Roback met Puerto Rican schoolchildren on that visit, including some who participate in local dog rescue efforts. She said she looked forward to reconnecting with them after hearing their accounts of the storm and its aftermath through social media.

“Although it was hectic,” she said, “they’ve been able to pick up the pieces.”

As Surfin’ Sato fellows, Roback and Gurman will help ferry dogs to veterinary visits and to the airport, and otherwise they largely will be free to pursue their own projects, she said.

Also on the trip will be Chris Brien of Riverlight Builders, a Norwich-based design-build firm that he co-owns with his wife, Deb, a friend of Goodwin’s.

Brien said he planned to build between four and eight new kennels for dog owners and rescuers over the weeklong visit.

Organizers say they’re planning to provide roofed sheds to keep out bacteria-filled water of the kind that likely infected the latest batch of puppies, and Goodwin is beating the bushes for donations of low-cost motion-sensitive lights than can scare away infectious rats.

“The pictures of the kennels I’ve seen there are pretty rough,” Brien said, adding of the replacements he plans to build, “hopefully it will stand up to a storm, and be even better than what was there before.”

Among many things occupying Goodwin before Tuesday’s departure date is fundraising — the morning of her Brookmead walk had been spent making appeals to donors by phone and through Facebook.

Many shelters put down infected dogs due to a lack of treatment resources, and so Goodwin has been collecting money to bring down leptospirosis test kits and doxycycline doses to distribute.

“We are behind, behind, behind,” she said, her breath coming shorter as she followed the dogs up a hill.

Expanding the services that Surfin’ Sato offers in Puerto Rico is only part of her vision for the future, Goodwin said. Someday — maybe not that long from now — the nonprofit might open branches in other U.S. territories such as the Virgin Islands, she said.

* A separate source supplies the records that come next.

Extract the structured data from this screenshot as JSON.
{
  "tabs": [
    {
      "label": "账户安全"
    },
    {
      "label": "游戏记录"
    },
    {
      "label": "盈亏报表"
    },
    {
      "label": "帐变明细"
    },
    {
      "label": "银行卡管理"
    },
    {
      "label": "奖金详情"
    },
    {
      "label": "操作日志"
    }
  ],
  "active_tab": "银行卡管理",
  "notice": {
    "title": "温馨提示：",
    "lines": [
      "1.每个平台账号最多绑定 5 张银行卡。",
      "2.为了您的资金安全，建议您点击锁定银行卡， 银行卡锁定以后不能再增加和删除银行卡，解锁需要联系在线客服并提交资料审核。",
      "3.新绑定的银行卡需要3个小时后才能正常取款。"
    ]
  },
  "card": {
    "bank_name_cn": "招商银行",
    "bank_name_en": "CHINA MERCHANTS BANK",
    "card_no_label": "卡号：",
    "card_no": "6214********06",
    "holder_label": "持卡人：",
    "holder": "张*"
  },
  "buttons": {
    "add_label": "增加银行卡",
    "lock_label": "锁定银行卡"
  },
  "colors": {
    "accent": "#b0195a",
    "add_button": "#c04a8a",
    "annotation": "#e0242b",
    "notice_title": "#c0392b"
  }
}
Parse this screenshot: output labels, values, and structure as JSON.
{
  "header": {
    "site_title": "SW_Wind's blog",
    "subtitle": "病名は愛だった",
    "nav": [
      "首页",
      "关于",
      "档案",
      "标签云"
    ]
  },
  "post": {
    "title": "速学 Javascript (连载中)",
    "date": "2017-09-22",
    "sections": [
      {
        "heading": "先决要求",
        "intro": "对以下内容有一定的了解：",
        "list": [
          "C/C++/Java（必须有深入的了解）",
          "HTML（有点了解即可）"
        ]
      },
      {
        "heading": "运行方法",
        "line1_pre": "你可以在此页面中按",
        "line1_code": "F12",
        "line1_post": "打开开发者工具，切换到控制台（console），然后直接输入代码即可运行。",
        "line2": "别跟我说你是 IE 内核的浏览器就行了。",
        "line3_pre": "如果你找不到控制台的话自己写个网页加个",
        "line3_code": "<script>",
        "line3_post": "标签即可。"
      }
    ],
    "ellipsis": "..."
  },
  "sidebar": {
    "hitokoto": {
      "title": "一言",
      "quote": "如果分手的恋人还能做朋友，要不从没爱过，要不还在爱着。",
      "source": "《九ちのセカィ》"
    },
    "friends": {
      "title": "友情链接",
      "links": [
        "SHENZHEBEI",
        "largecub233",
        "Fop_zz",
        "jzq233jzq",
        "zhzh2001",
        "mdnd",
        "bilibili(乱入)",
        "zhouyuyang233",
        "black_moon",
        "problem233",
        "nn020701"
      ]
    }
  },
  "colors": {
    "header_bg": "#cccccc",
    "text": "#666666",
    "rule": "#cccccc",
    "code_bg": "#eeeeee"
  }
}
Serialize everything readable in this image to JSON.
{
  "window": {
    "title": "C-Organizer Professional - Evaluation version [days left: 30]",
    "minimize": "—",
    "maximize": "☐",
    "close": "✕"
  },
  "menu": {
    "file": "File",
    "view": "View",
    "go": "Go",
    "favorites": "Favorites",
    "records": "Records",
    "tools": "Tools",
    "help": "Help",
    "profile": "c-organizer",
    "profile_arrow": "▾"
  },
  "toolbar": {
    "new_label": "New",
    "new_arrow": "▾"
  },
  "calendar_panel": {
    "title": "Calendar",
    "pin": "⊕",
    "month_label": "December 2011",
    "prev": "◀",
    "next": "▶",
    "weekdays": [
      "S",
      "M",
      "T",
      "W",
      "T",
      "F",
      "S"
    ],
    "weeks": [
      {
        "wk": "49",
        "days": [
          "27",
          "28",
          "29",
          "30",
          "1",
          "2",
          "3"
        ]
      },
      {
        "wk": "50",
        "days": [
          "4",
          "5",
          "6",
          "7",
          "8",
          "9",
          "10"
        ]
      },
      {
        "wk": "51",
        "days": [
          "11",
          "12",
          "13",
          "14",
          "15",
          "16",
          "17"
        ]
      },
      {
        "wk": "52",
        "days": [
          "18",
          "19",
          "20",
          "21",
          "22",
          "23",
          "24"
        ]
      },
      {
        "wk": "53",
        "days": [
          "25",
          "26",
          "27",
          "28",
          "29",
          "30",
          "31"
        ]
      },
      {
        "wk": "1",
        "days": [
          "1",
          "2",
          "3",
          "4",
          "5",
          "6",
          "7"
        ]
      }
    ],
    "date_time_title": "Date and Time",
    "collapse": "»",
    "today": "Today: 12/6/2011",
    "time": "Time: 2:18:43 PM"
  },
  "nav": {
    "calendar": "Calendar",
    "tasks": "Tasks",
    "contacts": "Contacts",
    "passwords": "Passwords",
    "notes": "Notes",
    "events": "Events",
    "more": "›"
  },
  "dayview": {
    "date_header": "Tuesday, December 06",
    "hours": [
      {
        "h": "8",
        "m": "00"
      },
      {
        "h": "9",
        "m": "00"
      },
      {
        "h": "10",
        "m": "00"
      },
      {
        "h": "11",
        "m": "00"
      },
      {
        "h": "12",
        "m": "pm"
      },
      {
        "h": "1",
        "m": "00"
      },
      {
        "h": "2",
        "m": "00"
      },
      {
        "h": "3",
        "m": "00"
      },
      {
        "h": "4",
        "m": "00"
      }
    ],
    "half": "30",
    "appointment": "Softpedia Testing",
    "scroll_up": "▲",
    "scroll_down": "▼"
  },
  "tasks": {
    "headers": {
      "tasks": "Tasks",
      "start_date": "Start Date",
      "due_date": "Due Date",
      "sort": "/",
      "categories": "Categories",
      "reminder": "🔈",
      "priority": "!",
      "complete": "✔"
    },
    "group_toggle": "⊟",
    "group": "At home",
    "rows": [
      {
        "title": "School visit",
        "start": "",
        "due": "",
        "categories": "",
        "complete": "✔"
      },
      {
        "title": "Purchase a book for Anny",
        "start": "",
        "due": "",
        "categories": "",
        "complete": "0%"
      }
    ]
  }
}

A few minutes later, she stopped midsentence and looked back along the trail.

Max, an aging, slightly rotund terrier mix, had been bringing up the rear, either too shy or too tired to leap and growl with the others. Now he had vanished. But Goodwin didn’t seem concerned; Max was her dog, and she knew his ways.

“He probably got tired and headed back to the car,” she said after calling his name a few times.

On the way to the parking lot, Goodwin made a stab at explaining her connection to dogs.

“It’s the unconditional friendship that you have with them,” she said. “You get what you give, which is not always the case with humans.”

Pressed on that passing shot against her own species, she added, “There’s no games. There’s no B.S. There’s no ulterior motives.”

“You know what they’re about,” Goodwin said, scanning the trail for Max’s bright blue bib. “They’re in it for a walk and a nap, and then, maybe, a treat afterward.”

As Goodwin and her pack emerged from the woods, she caught sight of a small white shape at the bottom of the hill, near the parking lot.

“Maxie!” she shouted.

The little figure perked up and began trotting her way, his mouth open and his tongue lolling out. It didn’t take an Aimee Goodwin to see that he was smiling.